The Prompt API
Model size, storage, and download behavior
- Prompt API requires large on-device models; docs say “at least 22 GB” free space, which many see as excessive for a browser feature.
- Actual model folders reported around 3–4 GB, with speculation that 22 GB is a safety threshold to allow multiple versions and avoid filling disks.
- Models are lazily downloaded on first use, cached once per browser, and shared across sites.
User experience and performance
- Several comments describe slow token generation, heating devices, and long initial download, especially on “baseline” hardware.
- Some would rather pay for fast hosted models than run a sluggish local one; others see local as “good enough” for light tasks like search or summarization.
- There’s concern that low-end models are only useful for trivial or very short interactions.
Privacy, surveillance, and abuse risks
- Some view on-device inference as privacy-preserving; others distrust Chrome/Google and fear background analysis of user data.
- Speculation about covert analytics or wiretap-adjacent uses, though others note this API isn’t required for such behavior.
- Worries about using visitors’ machines for spam or distributed computation; countered by arguments that tiny models and low payoff limit abuse.
Use cases and experiments
- Reported uses include: local search, summarizing hack-day writeups, AI subject-line generation, text adventure modification, AI-based email triage, and potential ad/cookie blockers.
- A large subthread explores “de-snarkifying” social media and comment sections: filtering aggression, summarizing long threads, and stripping clickbait.

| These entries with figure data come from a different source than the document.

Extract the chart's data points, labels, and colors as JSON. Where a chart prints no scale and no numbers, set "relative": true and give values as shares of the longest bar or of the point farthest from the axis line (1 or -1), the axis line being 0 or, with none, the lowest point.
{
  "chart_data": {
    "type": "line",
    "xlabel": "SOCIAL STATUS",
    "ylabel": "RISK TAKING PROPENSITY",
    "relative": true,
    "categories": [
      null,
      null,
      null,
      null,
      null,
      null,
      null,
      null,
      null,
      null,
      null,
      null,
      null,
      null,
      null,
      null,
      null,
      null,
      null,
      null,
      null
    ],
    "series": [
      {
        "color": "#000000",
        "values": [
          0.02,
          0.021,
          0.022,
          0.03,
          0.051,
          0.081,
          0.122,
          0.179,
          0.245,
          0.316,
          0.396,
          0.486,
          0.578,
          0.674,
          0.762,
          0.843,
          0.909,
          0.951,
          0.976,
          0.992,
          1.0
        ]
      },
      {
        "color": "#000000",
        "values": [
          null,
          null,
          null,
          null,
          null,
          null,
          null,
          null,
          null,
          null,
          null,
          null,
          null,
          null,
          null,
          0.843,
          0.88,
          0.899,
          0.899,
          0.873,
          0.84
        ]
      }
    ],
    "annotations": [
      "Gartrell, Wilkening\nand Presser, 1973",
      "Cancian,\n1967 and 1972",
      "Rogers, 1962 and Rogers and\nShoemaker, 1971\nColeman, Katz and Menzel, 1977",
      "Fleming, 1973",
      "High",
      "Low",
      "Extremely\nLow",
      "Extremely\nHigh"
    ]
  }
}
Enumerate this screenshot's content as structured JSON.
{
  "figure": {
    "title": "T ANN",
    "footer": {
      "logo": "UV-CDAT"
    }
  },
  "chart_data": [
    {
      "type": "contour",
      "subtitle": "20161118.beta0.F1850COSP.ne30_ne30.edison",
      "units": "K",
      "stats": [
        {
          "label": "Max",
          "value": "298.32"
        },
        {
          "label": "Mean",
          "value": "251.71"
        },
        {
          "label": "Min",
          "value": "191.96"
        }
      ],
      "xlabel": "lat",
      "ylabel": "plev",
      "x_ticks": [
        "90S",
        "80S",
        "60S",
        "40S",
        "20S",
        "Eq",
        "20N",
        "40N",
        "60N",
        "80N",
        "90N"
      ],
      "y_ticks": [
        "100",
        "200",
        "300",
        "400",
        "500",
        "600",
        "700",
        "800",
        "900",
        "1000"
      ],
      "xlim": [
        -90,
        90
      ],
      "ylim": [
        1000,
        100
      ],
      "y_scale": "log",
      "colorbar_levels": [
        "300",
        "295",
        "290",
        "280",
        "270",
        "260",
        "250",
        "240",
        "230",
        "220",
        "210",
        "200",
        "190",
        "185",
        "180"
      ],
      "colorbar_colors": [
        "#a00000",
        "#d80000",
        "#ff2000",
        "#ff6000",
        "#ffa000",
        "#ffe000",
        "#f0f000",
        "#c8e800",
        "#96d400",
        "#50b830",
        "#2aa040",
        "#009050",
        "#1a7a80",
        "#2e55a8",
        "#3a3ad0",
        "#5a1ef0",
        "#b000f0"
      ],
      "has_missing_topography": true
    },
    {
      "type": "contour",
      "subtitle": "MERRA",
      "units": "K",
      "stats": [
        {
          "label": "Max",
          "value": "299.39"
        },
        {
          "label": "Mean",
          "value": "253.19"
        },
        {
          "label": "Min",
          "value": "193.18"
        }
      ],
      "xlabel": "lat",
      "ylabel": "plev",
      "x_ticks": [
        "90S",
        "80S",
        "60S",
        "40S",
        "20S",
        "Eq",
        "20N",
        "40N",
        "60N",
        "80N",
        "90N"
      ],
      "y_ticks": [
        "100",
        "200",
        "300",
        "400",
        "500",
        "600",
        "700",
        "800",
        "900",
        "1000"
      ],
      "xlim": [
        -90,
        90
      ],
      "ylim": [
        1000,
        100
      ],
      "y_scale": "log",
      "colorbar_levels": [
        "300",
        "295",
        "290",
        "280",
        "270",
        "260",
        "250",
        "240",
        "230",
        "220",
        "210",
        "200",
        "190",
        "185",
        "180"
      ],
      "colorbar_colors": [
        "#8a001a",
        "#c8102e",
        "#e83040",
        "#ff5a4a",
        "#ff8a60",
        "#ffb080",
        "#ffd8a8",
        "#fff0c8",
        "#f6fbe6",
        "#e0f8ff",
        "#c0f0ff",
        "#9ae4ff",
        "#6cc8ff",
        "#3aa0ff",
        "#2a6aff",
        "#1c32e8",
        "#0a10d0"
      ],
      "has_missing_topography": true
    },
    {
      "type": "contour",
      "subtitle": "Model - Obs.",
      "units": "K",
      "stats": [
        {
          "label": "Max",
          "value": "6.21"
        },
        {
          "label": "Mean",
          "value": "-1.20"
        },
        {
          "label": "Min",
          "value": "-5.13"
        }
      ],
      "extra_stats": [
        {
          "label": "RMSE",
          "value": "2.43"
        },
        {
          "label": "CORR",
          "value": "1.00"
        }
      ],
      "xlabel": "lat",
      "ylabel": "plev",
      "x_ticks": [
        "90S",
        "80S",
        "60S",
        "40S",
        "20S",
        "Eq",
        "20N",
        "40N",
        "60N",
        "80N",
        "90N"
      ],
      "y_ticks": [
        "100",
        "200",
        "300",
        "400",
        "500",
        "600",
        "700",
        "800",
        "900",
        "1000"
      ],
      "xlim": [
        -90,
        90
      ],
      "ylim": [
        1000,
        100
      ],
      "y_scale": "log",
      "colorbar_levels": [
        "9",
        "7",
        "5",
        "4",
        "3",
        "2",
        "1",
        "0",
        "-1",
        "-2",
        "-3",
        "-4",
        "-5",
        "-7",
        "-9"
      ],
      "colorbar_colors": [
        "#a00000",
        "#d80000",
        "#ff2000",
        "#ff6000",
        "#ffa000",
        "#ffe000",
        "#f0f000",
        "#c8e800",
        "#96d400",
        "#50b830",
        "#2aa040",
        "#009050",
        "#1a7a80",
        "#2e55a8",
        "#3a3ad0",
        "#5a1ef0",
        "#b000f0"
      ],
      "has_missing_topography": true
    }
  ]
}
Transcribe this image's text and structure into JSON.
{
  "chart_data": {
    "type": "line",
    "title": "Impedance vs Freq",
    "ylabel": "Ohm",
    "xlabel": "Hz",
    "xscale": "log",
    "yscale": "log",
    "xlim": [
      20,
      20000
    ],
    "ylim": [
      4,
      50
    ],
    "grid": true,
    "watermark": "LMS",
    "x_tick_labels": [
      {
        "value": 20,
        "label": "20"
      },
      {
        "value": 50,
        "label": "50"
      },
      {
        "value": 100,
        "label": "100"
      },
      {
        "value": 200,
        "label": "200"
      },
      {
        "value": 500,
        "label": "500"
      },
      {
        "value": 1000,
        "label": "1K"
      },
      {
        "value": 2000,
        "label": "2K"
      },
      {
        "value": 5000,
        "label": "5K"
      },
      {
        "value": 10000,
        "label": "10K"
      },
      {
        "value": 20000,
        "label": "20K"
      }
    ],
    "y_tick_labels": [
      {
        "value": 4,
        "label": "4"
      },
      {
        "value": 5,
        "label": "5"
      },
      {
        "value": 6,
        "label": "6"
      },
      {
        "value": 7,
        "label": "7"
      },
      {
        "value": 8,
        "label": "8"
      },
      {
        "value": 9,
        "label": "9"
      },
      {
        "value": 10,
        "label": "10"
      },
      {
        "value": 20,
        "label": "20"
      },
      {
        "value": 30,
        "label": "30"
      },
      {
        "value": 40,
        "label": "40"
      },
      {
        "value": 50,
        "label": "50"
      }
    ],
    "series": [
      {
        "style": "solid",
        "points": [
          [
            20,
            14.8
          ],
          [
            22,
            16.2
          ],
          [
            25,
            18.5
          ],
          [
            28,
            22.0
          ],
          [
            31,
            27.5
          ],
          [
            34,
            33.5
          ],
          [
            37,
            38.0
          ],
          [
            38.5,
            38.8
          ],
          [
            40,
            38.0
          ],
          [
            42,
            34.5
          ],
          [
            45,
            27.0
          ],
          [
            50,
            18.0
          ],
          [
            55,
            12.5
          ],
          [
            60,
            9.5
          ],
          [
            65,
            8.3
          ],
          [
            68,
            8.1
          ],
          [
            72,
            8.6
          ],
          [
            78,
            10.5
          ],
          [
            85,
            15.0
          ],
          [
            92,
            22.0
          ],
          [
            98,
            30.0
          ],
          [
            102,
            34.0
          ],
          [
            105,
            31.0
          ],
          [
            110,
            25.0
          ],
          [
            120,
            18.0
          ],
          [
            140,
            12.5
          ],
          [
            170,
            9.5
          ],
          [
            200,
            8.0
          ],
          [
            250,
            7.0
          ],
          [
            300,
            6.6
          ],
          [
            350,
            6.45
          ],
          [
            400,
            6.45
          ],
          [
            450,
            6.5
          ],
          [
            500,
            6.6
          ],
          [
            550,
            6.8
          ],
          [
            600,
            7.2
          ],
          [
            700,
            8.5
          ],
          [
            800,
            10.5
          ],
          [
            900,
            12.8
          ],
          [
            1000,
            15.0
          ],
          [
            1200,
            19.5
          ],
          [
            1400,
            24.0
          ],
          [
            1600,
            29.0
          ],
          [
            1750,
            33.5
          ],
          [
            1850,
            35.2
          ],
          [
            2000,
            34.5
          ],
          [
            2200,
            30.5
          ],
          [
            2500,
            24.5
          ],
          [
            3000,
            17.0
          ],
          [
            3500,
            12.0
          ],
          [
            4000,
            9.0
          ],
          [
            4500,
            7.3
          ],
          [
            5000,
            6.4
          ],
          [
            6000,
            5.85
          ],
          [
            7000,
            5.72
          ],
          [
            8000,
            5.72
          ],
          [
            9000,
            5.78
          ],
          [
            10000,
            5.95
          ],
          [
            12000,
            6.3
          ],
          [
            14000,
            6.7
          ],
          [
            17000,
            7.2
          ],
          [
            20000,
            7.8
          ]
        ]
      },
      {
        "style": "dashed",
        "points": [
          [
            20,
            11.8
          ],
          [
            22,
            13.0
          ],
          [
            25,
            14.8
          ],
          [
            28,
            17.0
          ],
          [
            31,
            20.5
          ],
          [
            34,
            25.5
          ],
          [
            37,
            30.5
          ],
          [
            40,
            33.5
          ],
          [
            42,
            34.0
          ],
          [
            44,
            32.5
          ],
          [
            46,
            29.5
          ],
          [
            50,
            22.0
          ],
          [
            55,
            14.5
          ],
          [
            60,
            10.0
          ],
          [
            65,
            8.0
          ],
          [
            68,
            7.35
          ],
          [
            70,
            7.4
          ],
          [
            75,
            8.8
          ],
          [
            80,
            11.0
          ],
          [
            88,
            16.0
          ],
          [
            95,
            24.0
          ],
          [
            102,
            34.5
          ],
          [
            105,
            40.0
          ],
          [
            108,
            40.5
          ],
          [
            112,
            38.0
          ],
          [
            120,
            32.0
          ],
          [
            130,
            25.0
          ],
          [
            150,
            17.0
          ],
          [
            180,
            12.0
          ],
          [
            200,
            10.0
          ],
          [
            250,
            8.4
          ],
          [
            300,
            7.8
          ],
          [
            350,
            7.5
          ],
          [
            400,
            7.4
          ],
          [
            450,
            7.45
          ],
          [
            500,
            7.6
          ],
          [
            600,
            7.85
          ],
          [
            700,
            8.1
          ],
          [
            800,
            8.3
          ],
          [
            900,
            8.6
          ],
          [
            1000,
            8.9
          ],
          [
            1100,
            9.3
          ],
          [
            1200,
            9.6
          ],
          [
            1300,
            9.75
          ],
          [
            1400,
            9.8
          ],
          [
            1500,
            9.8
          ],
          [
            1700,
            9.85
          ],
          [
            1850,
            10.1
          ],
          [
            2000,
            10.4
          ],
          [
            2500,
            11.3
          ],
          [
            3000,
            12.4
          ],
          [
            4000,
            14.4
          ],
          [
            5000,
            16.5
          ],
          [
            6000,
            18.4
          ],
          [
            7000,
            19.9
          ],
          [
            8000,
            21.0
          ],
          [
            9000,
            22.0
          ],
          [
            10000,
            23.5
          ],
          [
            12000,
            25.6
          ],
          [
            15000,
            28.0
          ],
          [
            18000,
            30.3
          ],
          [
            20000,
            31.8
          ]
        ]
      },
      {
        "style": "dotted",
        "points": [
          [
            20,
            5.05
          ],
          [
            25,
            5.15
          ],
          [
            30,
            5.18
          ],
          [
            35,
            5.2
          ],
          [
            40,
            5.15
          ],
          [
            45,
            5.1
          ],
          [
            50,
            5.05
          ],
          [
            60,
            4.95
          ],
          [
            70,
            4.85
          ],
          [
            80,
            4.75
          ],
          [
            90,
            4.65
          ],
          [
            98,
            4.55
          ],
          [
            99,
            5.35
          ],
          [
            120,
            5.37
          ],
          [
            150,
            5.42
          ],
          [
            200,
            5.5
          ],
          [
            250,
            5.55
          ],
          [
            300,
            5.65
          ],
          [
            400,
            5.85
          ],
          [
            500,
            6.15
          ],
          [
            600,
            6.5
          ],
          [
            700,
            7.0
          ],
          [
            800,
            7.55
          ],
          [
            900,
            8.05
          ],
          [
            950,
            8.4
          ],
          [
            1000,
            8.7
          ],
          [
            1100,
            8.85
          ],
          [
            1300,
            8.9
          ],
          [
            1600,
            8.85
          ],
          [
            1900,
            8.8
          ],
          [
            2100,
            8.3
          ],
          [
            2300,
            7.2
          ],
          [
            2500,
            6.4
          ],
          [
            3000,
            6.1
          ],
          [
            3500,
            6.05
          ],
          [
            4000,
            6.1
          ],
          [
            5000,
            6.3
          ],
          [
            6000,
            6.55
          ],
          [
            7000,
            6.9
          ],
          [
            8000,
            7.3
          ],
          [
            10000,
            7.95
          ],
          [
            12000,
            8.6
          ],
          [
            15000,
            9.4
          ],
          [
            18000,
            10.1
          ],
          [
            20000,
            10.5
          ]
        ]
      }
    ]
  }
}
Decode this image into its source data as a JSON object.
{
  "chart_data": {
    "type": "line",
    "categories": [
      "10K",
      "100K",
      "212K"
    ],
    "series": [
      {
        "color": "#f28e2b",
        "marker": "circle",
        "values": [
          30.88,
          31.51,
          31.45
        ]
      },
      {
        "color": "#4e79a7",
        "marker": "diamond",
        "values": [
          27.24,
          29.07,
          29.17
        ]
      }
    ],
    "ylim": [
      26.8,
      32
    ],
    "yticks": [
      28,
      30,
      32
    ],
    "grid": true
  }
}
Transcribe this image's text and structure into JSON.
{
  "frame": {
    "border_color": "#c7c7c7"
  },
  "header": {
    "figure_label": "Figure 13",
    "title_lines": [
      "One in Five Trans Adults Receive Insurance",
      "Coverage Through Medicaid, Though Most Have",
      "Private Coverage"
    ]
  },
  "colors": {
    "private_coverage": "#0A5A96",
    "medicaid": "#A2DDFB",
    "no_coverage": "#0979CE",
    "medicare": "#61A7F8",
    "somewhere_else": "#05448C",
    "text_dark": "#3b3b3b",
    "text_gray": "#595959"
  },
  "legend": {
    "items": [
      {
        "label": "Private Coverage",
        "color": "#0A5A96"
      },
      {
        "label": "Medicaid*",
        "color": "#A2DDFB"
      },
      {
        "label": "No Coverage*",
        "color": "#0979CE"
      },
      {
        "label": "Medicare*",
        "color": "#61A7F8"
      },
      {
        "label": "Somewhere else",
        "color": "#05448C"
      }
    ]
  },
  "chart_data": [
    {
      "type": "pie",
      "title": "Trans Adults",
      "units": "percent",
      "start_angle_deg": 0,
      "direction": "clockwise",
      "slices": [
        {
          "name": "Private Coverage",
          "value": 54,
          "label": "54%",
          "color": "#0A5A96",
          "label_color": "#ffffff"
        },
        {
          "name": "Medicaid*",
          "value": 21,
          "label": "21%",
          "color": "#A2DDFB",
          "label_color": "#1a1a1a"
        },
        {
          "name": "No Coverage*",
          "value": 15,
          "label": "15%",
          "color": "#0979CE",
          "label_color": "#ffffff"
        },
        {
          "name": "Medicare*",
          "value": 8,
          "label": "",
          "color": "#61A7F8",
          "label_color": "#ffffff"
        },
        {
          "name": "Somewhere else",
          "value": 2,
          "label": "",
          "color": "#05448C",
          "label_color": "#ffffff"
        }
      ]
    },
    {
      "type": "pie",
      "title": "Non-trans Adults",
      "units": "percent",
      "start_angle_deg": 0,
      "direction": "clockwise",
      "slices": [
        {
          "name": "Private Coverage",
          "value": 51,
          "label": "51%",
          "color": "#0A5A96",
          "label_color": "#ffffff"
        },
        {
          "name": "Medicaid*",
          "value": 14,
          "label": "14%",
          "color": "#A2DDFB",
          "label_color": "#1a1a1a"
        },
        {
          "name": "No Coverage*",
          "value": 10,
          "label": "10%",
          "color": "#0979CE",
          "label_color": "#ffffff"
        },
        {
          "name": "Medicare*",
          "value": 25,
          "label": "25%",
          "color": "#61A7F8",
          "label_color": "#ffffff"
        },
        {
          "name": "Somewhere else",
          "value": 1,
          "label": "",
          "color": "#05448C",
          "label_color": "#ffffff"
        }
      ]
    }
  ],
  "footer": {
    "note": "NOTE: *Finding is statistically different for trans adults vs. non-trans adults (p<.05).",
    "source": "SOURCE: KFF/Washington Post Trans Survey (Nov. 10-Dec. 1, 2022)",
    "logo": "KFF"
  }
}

- Some welcome this as removing “junk calories”; others fear homogenized “slop” and further detachment from unfiltered reality.
Standardization, browser ecosystem, and fragmentation
- Prompt API currently ties to specific models per browser (e.g., Gemini Nano in Chrome, other models in other browsers).
- Developers worry prompts are highly model-specific and that the API lacks introspection to adapt behavior per browser, making testing harder than with APIs like WebGL.
- Links show mixed reactions from other browser vendors; some detailed, some dismissive.
Local vs cloud models and model quality
- Comparisons claim hosted models (e.g., Gemma via APIs) are faster and more capable than in-browser Gemini Nano.
- Some expect browsers/OSes to eventually ship multiple or better models; others find the prospect of AI baked into OSes/browsers dystopian.